Publicado 25/01/2021 17:45CET

Una galaxia enana ofrece un laboratorio único de formación estelar

Una galaxia enana de marea (azul) y una galaxia espiral (escala de grises). La Vía Láctea es un ejemplo de galaxia espiral.
Una galaxia enana de marea (azul) y una galaxia espiral (escala de grises). La Vía Láctea es un ejemplo de galaxia espiral. - HUBBLE SPACE TELESCOPE/ALMA

   MADRID, 25 Ene. (EUROPA PRESS) -

   Observaciones detalladas de gas molecular en una galaxia enana tienen implicaciones importantes para nuestra comprensión de cómo se forman las estrellas.

   Los hallazgos de un equipo internacional de científicos, incluidos astrofísicos de la Universidad de Bath y el Observatorio Astronómico Nacional (OAN) en Madrid, tienen implicaciones importantes para nuestra comprensión de cómo se formaron las estrellas durante los primeros días del universo, cuando las colisiones de galaxias eran frecuentes y dramáticas, y la formación de estrellas y galaxias se produjo de manera más activa que ahora.

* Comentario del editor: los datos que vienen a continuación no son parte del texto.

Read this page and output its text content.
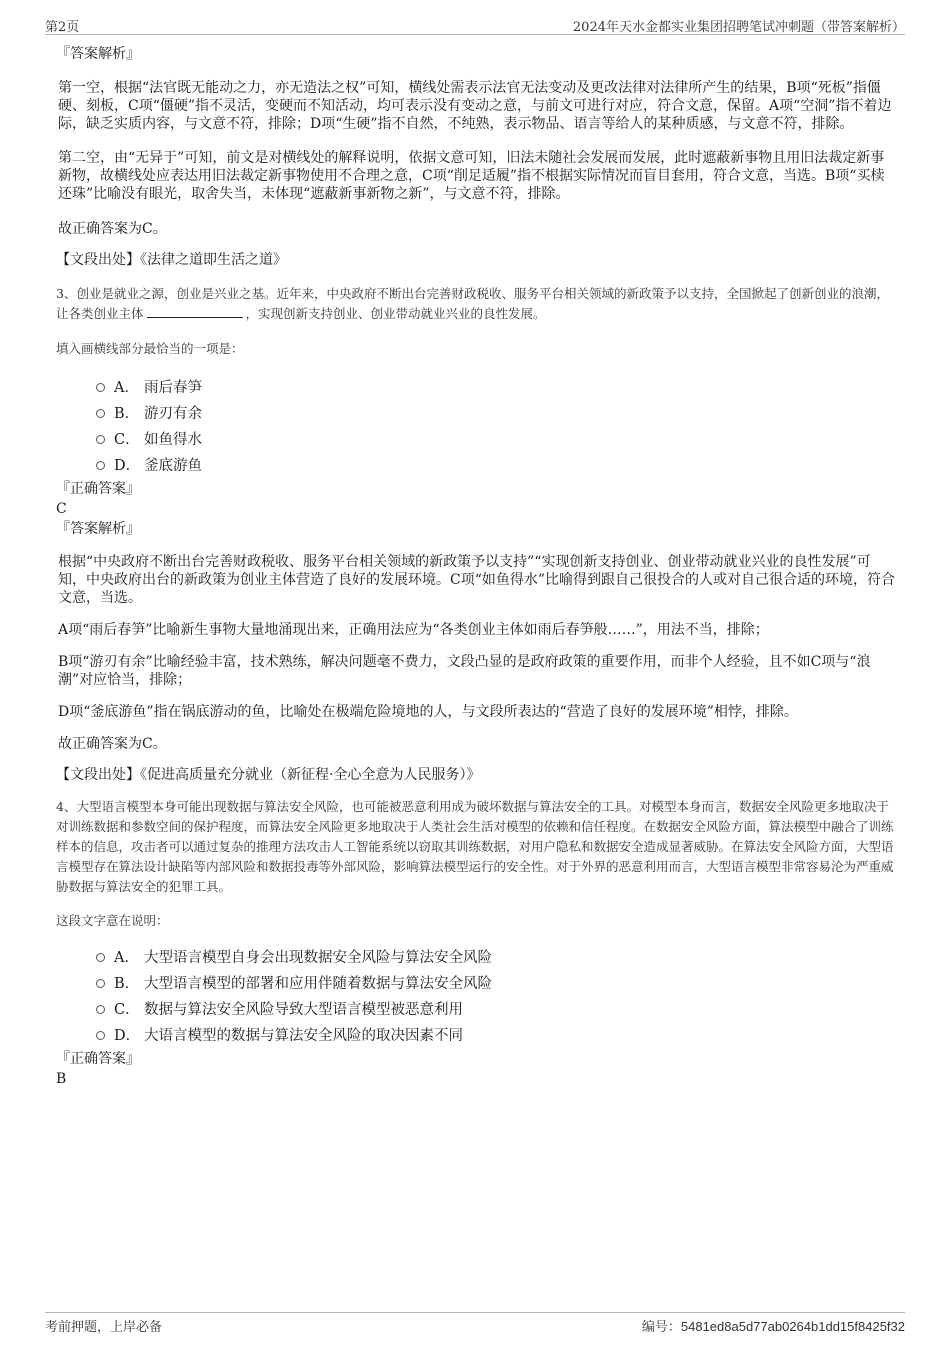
第2页	2024年天水金都实业集团招聘笔试冲刺题（带答案解析）

『答案解析』

第一空，根据“法官既无能动之力，亦无造法之权”可知，横线处需表示法官无法变动及更改法律对法律所产生的结果，B项“死板”指僵硬、刻板，C项“僵硬”指不灵活，变硬而不知活动，均可表示没有变动之意，与前文可进行对应，符合文意，保留。A项“空洞”指不着边际，缺乏实质内容，与文意不符，排除；D项“生硬”指不自然，不纯熟，表示物品、语言等给人的某种质感，与文意不符，排除。

第二空，由“无异于”可知，前文是对横线处的解释说明，依据文意可知，旧法未随社会发展而发展，此时遮蔽新事物且用旧法裁定新事新物，故横线处应表达用旧法裁定新事物使用不合理之意，C项“削足适履”指不根据实际情况而盲目套用，符合文意，当选。B项“买椟还珠”比喻没有眼光，取舍失当，未体现“遮蔽新事新物之新”，与文意不符，排除。

故正确答案为C。

【文段出处】《法律之道即生活之道》

3、创业是就业之源，创业是兴业之基。近年来，中央政府不断出台完善财政税收、服务平台相关领域的新政策予以支持，全国掀起了创新创业的浪潮，让各类创业主体	，实现创新支持创业、创业带动就业兴业的良性发展。

填入画横线部分最恰当的一项是：

A． 雨后春笋
B． 游刃有余
C． 如鱼得水
D． 釜底游鱼

『正确答案』

C

『答案解析』

根据“中央政府不断出台完善财政税收、服务平台相关领域的新政策予以支持”“实现创新支持创业、创业带动就业兴业的良性发展”可知，中央政府出台的新政策为创业主体营造了良好的发展环境。C项“如鱼得水”比喻得到跟自己很投合的人或对自己很合适的环境，符合文意，当选。

A项“雨后春笋”比喻新生事物大量地涌现出来，正确用法应为“各类创业主体如雨后春笋般……”，用法不当，排除；

B项“游刃有余”比喻经验丰富，技术熟练，解决问题毫不费力，文段凸显的是政府政策的重要作用，而非个人经验，且不如C项与“浪潮”对应恰当，排除；

D项“釜底游鱼”指在锅底游动的鱼，比喻处在极端危险境地的人，与文段所表达的“营造了良好的发展环境”相悖，排除。

故正确答案为C。

【文段出处】《促进高质量充分就业（新征程·全心全意为人民服务）》

4、大型语言模型本身可能出现数据与算法安全风险，也可能被恶意利用成为破坏数据与算法安全的工具。对模型本身而言，数据安全风险更多地取决于对训练数据和参数空间的保护程度，而算法安全风险更多地取决于人类社会生活对模型的依赖和信任程度。在数据安全风险方面，算法模型中融合了训练样本的信息，攻击者可以通过复杂的推理方法攻击人工智能系统以窃取其训练数据，对用户隐私和数据安全造成显著威胁。在算法安全风险方面，大型语言模型存在算法设计缺陷等内部风险和数据投毒等外部风险，影响算法模型运行的安全性。对于外界的恶意利用而言，大型语言模型非常容易沦为严重威胁数据与算法安全的犯罪工具。

这段文字意在说明：

A． 大型语言模型自身会出现数据安全风险与算法安全风险
B． 大型语言模型的部署和应用伴随着数据与算法安全风险
C． 数据与算法安全风险导致大型语言模型被恶意利用
D． 大语言模型的数据与算法安全风险的取决因素不同

『正确答案』

B

考前押题，上岸必备	编号：5481ed8a5d77ab0264b1dd15f8425f32
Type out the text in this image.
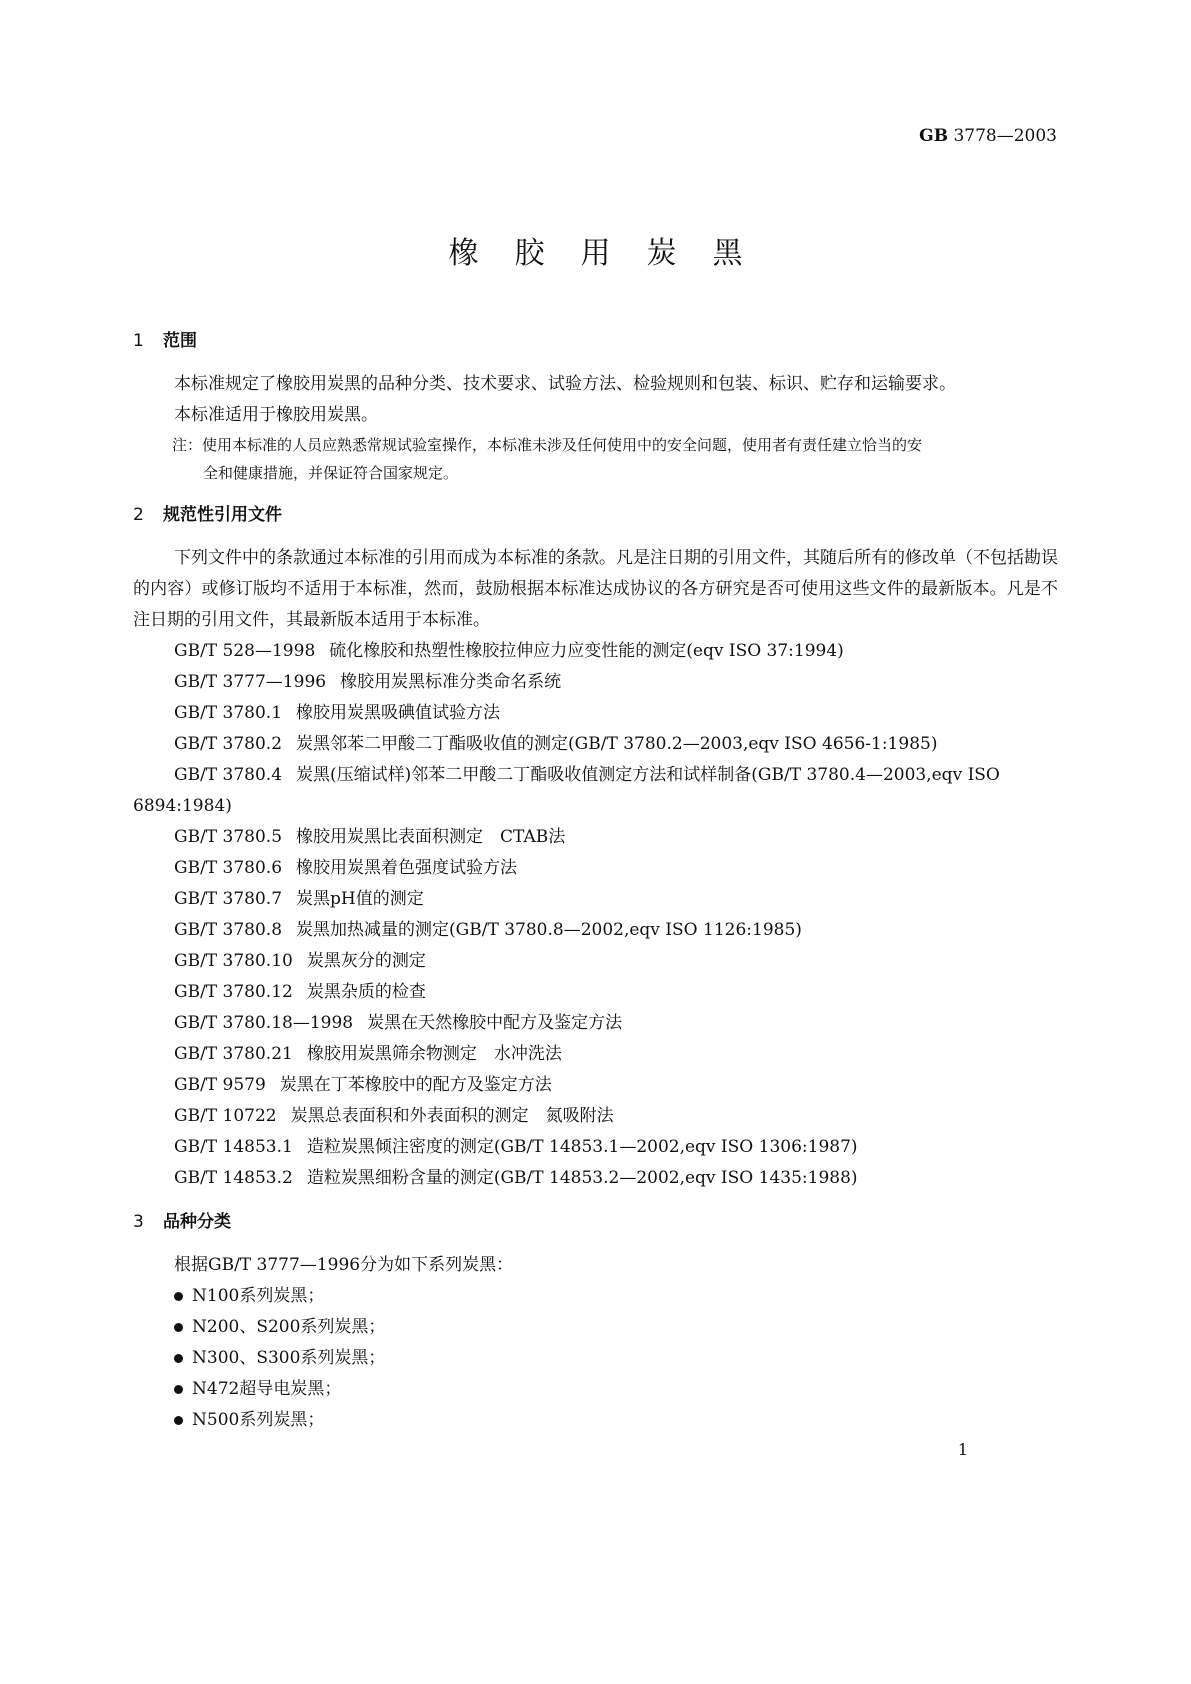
GB 3778—2003
橡胶用炭黑
1 范围
本标准规定了橡胶用炭黑的品种分类、技术要求、试验方法、检验规则和包装、标识、贮存和运输要求。
本标准适用于橡胶用炭黑。
注：使用本标准的人员应熟悉常规试验室操作，本标准未涉及任何使用中的安全问题，使用者有责任建立恰当的安
全和健康措施，并保证符合国家规定。
2 规范性引用文件
下列文件中的条款通过本标准的引用而成为本标准的条款。凡是注日期的引用文件，其随后所有的修改单（不包括勘误的内容）或修订版均不适用于本标准，然而，鼓励根据本标准达成协议的各方研究是否可使用这些文件的最新版本。凡是不注日期的引用文件，其最新版本适用于本标准。
GB/T 528—1998 硫化橡胶和热塑性橡胶拉伸应力应变性能的测定(eqv ISO 37:1994)
GB/T 3777—1996 橡胶用炭黑标准分类命名系统
GB/T 3780.1 橡胶用炭黑吸碘值试验方法
GB/T 3780.2 炭黑邻苯二甲酸二丁酯吸收值的测定(GB/T 3780.2—2003,eqv ISO 4656-1:1985)
GB/T 3780.4 炭黑(压缩试样)邻苯二甲酸二丁酯吸收值测定方法和试样制备(GB/T 3780.4—2003,eqv ISO 6894:1984)
GB/T 3780.5 橡胶用炭黑比表面积测定　CTAB法
GB/T 3780.6 橡胶用炭黑着色强度试验方法
GB/T 3780.7 炭黑pH值的测定
GB/T 3780.8 炭黑加热减量的测定(GB/T 3780.8—2002,eqv ISO 1126:1985)
GB/T 3780.10 炭黑灰分的测定
GB/T 3780.12 炭黑杂质的检查
GB/T 3780.18—1998 炭黑在天然橡胶中配方及鉴定方法
GB/T 3780.21 橡胶用炭黑筛余物测定　水冲洗法
GB/T 9579 炭黑在丁苯橡胶中的配方及鉴定方法
GB/T 10722 炭黑总表面积和外表面积的测定　氮吸附法
GB/T 14853.1 造粒炭黑倾注密度的测定(GB/T 14853.1—2002,eqv ISO 1306:1987)
GB/T 14853.2 造粒炭黑细粉含量的测定(GB/T 14853.2—2002,eqv ISO 1435:1988)
3 品种分类
根据GB/T 3777—1996分为如下系列炭黑：
N100系列炭黑；
N200、S200系列炭黑；
N300、S300系列炭黑；
N472超导电炭黑；
N500系列炭黑；
1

   Para este estudio, publicado en Astronomy & Astrophysics, los investigadores utilizaron Atacama Large Millimeter Array (ALMA), en Chile, para observar un tipo de galaxia llamada galaxia enana de marea (TDG). Los TDG emergen de los escombros de dos galaxias más antiguas que chocan con gran fuerza. Son sistemas activos de formación de estrellas y entornos prístinos para los científicos que intentan reconstruir los primeros días de otras galaxias, incluida la nuestra, la Vía Láctea (que se cree que tiene 13.600 millones de años).

   "La pequeña galaxia que hemos estado estudiando nació en una violenta colisión galáctica rica en gas y nos ofrece un laboratorio único para estudiar la física de la formación estelar en ambientes extremos", dijo en un comunicado la coautora, profesora Carole Mundell, jefa de Astrofísica de la Universidad de Bath.

   A partir de sus observaciones, los investigadores descubrieron que las nubes moleculares de un TDG son similares a las que se encuentran en la Vía Láctea, tanto en términos de tamaño como de contenido. Esto sugiere que hay un proceso universal de formación de estrellas en juego en todo el universo.

   Sin embargo, inesperadamente, el TDG del estudio (etiquetado como TDG J1023 + 1952) también mostró una profusión de gas disperso. En la Vía Láctea, las nubes de gas son, con mucho, las fábricas de formación de estrellas más importantes.

   "El hecho de que el gas molecular aparezca tanto en forma de nube como en forma de gas difuso fue una sorpresa", dijo el profesor Mundell.

   El doctor Miguel Querejeta de la OAN en España y autor principal del estudio agregó: "Las observaciones de ALMA se hicieron con gran precisión, por lo que podemos decir con confianza que la contribución de gas difuso es mucho mayor en la galaxia enana de marea que estudiamos de lo que normalmente se encuentra en galaxias normales ".

   "Lo más probable --añadió-- es que esto signifique que la mayor parte del gas molecular en esta galaxia enana de marea no está involucrada en la formación de estrellas, lo que cuestiona las suposiciones populares sobre la formación de estrellas".

   Debido a la gran distancia que separa la Tierra de TDG J1023 + 1952 (alrededor de 50 millones de años luz), las nubes individuales de gas molecular aparecen como regiones diminutas en el cielo cuando se ven a simple vista. Sin embargo, ALMA tiene el poder de distinguir los detalles más pequeños.

   "Hemos logrado identificar nubes con un tamaño aparente tan pequeño como observar una moneda colocada a varios kilómetros de nosotros", dijo el profesor Mundell, y agregó: "Es notable que ahora podamos estudiar las estrellas y las nubes de gas a partir de las cuales se forman en una violenta colisión extragaláctica con el mismo detalle que podemos estudiar los que se forman en el tranquilo entorno de nuestra propia Vía Láctea".